Die Befürchtung, während der Hypnose die Kontrolle über sich zu verlieren, ist einer der großen Irrtümer der Hypnotherapie.

Die Vorstellung ist, dass, sobald man in Trance ist, der Hypnotiseur mit einem machen kann, was er will – der eigene Wille wird von ihm beherrscht -.

Diese Meinungen bilden sich meist durch Show-Hypnosen, Filme oder Meldungen aus der Sensationspresse.

Doch während einer medizinischen Hypnose bekommen Sie alles mit, Sie können jederzeit aufstehen und gehen. Der hypnotische Zustand ist alles andere als eine Entrückung. Sie haben während der gesamten Trance die volle Kontrolle über sich.

Natürlich, wenn der Zustand als sehr angenehm empfunden wird – was meist der Fall ist – kann es schon mal sein, dass man ein wenig “entschwebt”. Das Gleiche geschieht aber auch bei Tagträumen.
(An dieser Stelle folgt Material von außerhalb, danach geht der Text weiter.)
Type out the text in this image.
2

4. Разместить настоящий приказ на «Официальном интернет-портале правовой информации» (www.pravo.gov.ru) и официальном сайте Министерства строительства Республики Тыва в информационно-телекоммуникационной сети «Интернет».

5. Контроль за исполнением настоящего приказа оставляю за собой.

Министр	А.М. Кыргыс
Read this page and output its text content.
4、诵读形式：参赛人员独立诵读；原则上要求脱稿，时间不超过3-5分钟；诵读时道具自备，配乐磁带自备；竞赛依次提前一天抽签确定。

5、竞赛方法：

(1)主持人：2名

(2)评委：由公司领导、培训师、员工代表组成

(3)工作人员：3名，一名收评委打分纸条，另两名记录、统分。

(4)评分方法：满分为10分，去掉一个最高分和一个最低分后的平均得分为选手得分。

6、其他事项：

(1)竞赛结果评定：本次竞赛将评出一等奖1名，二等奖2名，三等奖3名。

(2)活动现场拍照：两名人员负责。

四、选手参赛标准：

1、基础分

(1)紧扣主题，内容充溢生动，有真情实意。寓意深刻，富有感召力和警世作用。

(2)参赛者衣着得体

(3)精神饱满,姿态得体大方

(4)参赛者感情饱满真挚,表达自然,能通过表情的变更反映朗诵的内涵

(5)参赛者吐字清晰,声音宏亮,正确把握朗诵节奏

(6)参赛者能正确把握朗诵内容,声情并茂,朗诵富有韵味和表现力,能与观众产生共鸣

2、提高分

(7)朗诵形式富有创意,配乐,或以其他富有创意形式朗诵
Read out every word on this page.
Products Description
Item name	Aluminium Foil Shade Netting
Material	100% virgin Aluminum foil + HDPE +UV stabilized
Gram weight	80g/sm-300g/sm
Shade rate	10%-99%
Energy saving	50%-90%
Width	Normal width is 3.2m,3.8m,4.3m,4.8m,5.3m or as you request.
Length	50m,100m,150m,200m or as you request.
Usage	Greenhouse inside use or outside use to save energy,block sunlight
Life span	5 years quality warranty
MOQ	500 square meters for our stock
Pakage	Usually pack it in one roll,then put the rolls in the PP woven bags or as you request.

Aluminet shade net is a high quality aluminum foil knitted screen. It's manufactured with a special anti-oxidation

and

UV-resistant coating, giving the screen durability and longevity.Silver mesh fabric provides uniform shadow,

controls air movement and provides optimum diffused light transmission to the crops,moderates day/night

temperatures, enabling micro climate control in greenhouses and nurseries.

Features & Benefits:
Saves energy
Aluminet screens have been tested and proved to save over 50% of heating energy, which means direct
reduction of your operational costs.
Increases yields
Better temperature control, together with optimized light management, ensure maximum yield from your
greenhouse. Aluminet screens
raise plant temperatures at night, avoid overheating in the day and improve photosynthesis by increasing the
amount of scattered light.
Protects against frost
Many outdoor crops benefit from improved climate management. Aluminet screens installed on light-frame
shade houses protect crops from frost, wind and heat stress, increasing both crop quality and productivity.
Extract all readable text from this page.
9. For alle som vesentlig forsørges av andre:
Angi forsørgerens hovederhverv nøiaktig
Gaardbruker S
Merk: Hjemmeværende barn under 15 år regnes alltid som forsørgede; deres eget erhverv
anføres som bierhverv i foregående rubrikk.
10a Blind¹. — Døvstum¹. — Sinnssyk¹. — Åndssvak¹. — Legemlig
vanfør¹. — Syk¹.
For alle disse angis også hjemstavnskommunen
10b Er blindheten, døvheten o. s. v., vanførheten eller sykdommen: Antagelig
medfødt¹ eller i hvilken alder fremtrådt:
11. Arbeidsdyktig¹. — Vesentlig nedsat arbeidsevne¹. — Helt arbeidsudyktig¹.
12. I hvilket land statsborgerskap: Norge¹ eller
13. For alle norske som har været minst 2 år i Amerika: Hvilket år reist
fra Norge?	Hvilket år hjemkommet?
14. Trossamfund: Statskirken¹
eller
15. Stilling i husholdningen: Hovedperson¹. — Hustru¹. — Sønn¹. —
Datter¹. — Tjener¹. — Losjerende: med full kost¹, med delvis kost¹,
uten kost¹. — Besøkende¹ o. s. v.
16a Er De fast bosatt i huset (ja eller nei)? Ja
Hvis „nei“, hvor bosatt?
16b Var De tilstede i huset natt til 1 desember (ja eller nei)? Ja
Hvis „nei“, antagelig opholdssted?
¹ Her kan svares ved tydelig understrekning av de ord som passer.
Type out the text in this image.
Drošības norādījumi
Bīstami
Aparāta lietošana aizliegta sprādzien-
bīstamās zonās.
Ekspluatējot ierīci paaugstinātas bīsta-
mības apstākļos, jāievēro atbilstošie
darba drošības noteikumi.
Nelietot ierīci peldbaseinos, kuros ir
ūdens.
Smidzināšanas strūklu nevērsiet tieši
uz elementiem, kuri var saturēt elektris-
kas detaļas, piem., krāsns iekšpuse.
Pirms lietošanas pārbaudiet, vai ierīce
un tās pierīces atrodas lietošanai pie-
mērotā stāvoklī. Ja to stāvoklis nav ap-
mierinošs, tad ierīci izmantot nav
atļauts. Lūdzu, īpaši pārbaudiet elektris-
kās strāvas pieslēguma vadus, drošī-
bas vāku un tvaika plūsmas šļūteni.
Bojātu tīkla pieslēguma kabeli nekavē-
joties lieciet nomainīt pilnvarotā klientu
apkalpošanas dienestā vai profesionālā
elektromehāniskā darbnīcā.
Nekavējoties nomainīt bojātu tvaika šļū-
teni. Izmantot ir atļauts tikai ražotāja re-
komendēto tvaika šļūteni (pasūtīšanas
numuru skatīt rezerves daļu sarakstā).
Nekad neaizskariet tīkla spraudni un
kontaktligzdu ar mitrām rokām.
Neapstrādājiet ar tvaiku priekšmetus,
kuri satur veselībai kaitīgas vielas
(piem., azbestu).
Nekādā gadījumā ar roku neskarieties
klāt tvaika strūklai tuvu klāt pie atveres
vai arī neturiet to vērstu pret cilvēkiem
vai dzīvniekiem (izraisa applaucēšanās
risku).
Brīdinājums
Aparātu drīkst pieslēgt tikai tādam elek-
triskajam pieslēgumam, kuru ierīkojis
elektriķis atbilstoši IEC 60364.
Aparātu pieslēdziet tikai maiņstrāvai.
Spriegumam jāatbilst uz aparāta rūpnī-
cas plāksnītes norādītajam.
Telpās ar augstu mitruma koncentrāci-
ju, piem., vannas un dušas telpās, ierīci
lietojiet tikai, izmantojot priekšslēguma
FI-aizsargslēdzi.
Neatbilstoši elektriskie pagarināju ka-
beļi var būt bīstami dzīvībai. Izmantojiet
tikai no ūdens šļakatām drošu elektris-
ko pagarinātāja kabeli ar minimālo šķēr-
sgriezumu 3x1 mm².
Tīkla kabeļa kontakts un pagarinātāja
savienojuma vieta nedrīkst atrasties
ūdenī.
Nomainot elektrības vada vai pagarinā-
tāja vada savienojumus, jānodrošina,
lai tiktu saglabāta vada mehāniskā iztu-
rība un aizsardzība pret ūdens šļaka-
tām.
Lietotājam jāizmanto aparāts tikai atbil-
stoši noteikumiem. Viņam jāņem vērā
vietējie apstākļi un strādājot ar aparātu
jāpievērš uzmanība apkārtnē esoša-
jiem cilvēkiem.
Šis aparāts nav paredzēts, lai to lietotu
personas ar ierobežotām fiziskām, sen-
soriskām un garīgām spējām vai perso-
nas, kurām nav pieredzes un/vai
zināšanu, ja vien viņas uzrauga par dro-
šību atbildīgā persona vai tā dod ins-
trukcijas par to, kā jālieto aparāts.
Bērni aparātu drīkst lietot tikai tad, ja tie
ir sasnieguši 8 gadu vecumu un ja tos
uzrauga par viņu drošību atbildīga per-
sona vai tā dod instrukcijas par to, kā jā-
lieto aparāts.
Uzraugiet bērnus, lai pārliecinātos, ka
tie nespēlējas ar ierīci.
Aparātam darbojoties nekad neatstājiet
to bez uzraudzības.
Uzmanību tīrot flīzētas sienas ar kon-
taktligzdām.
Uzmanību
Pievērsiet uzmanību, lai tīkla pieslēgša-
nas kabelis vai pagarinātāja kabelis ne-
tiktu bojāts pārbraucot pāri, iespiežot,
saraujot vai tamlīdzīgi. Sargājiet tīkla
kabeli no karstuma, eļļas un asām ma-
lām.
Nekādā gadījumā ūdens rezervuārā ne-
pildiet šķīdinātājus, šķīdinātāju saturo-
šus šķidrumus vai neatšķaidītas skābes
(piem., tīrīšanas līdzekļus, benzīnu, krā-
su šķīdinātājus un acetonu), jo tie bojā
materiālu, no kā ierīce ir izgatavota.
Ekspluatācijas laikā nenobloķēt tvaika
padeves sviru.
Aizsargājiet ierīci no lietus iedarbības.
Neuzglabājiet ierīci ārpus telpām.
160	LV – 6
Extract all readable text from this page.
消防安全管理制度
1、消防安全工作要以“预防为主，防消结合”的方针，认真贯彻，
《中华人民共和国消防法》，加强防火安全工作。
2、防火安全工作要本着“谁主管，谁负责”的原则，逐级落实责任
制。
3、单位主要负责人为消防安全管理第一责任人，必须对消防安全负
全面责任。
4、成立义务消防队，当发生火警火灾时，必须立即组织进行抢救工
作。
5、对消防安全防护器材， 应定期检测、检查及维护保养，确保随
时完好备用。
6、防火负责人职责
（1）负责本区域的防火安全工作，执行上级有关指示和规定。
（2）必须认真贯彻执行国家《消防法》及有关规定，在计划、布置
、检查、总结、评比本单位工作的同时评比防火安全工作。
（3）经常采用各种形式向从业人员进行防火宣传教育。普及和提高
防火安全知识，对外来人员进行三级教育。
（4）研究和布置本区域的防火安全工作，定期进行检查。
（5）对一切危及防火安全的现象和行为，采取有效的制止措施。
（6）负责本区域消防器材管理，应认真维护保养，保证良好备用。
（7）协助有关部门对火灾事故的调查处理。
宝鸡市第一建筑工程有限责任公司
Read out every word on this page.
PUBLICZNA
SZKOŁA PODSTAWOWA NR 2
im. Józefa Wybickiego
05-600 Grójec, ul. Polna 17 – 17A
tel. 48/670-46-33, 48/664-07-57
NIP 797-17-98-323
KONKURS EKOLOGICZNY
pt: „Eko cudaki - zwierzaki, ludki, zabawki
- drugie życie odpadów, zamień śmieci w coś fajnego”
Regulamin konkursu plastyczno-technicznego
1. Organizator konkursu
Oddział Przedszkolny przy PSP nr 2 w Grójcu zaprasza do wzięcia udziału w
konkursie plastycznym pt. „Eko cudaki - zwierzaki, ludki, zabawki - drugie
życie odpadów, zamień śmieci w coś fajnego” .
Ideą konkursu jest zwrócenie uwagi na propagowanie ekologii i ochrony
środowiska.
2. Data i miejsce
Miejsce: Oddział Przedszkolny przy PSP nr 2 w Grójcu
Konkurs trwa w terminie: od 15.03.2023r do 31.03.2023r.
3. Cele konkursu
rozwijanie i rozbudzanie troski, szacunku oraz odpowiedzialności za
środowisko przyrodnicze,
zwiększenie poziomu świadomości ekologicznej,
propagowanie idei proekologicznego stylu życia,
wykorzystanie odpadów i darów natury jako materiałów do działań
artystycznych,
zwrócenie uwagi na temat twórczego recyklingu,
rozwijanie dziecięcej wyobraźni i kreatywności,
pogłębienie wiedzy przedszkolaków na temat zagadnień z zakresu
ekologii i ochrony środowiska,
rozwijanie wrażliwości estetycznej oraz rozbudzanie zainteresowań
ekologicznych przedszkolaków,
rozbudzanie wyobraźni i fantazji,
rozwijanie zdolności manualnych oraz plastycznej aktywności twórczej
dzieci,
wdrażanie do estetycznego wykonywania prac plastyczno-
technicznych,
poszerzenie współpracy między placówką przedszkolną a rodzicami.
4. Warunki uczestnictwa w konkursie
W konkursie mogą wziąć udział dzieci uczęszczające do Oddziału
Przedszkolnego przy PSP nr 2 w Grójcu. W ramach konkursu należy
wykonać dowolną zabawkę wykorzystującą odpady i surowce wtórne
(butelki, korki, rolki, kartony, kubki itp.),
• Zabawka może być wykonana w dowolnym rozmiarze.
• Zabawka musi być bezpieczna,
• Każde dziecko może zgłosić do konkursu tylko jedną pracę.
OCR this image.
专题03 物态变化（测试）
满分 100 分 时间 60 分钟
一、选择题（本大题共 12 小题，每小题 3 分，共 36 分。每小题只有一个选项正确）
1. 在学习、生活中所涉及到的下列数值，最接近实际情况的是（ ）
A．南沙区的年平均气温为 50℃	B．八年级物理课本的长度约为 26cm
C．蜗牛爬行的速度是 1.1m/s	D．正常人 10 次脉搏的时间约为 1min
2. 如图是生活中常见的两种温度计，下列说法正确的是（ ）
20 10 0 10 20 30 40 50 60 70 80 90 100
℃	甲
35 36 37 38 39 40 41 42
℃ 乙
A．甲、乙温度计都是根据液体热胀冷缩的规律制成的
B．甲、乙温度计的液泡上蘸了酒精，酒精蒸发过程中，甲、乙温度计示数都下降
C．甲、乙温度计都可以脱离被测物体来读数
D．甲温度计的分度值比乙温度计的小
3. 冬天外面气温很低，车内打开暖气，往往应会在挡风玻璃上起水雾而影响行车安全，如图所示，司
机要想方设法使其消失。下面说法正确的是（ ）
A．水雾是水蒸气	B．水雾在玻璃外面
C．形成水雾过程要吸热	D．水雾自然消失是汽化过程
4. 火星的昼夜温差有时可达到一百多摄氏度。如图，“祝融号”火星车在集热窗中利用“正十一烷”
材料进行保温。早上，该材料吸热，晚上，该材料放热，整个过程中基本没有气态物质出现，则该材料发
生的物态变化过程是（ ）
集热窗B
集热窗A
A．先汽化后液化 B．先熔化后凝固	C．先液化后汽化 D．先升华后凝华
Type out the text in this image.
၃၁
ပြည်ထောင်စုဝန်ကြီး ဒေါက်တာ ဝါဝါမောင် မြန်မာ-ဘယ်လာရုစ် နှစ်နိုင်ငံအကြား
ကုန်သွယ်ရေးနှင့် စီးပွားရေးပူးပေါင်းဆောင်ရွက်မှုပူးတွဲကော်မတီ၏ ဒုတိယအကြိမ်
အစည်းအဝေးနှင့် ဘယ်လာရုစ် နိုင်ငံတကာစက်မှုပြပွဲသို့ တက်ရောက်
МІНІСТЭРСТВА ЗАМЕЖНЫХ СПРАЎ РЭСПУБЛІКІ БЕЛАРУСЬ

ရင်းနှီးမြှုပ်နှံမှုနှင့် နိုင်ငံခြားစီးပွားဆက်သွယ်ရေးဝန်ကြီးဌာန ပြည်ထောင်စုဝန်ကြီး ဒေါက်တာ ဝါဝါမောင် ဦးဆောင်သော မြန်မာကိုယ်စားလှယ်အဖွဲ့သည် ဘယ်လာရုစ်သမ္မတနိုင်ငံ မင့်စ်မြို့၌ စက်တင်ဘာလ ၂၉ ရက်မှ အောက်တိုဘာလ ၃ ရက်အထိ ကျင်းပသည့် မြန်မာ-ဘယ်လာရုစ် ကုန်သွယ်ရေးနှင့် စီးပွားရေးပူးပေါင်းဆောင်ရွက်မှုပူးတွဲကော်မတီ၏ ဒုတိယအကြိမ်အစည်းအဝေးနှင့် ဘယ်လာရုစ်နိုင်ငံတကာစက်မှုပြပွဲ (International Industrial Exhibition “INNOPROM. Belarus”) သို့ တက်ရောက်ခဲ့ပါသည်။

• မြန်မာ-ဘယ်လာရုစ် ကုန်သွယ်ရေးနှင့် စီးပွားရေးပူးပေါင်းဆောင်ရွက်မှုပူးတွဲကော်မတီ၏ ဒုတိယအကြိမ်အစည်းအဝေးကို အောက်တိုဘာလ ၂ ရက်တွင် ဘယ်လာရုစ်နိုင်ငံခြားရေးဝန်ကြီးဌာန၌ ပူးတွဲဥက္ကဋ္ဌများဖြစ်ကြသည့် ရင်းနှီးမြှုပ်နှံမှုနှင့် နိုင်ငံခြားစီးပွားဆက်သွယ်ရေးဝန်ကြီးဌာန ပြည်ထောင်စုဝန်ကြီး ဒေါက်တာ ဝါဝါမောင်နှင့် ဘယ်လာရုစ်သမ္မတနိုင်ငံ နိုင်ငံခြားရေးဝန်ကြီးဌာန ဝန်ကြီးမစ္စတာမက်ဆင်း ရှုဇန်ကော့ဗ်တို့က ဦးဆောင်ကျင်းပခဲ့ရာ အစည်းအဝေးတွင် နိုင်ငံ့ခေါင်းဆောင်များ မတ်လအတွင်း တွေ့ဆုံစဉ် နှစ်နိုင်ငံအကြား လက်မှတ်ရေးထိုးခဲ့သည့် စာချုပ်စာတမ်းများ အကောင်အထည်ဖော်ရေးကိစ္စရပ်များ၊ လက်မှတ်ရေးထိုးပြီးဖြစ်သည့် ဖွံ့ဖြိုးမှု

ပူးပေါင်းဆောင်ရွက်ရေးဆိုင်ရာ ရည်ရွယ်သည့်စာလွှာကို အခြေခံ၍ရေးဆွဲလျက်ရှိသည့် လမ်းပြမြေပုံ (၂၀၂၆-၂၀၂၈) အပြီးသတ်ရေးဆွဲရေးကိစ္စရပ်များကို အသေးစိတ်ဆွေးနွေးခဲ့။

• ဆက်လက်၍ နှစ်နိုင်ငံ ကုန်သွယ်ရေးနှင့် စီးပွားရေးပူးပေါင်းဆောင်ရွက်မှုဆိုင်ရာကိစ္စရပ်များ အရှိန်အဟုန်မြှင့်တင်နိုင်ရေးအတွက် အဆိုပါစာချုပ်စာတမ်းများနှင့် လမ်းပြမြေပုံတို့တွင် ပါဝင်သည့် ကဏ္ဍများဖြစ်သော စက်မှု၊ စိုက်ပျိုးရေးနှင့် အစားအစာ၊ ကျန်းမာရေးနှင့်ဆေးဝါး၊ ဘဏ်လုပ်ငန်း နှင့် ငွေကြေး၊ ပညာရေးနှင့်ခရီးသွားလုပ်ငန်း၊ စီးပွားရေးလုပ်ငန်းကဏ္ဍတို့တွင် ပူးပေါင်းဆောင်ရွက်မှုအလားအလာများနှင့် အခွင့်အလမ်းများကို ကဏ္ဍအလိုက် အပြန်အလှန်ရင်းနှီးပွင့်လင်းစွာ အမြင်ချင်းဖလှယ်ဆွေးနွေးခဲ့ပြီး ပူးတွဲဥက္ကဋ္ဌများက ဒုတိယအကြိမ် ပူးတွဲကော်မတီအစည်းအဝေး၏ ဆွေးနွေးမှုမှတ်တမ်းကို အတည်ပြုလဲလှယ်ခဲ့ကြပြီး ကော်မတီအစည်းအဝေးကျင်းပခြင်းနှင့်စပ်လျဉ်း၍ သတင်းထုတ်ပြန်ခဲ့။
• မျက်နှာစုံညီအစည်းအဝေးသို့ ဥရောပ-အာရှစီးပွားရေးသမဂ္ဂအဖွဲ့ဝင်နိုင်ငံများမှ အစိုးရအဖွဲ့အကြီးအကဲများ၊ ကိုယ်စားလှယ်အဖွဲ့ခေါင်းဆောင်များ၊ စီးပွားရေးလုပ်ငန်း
Dennoch sagt man nichts, was man nicht erzählen will. Es kann niemand zu einem Verbrechen gezwungen und niemand sexuell gefügig gemacht werden.

Im Großen und Ganzen wird während der Hypnose eher Vergessenes ins Gedächtnis zurückgeholt als andersherum. In manchen Fällen kommt es zwar tatsächlich zur gezielten, vorübergehenden Ausschaltung von Erinnerungen; dies dient aber einzig und alleine zum Schutz der Klientin oder des Klienten. So etwa, wenn während einer Therapie Gedächtnisinhalte freigelegt werden, für deren Verarbeitung die Zeit noch nicht reif ist.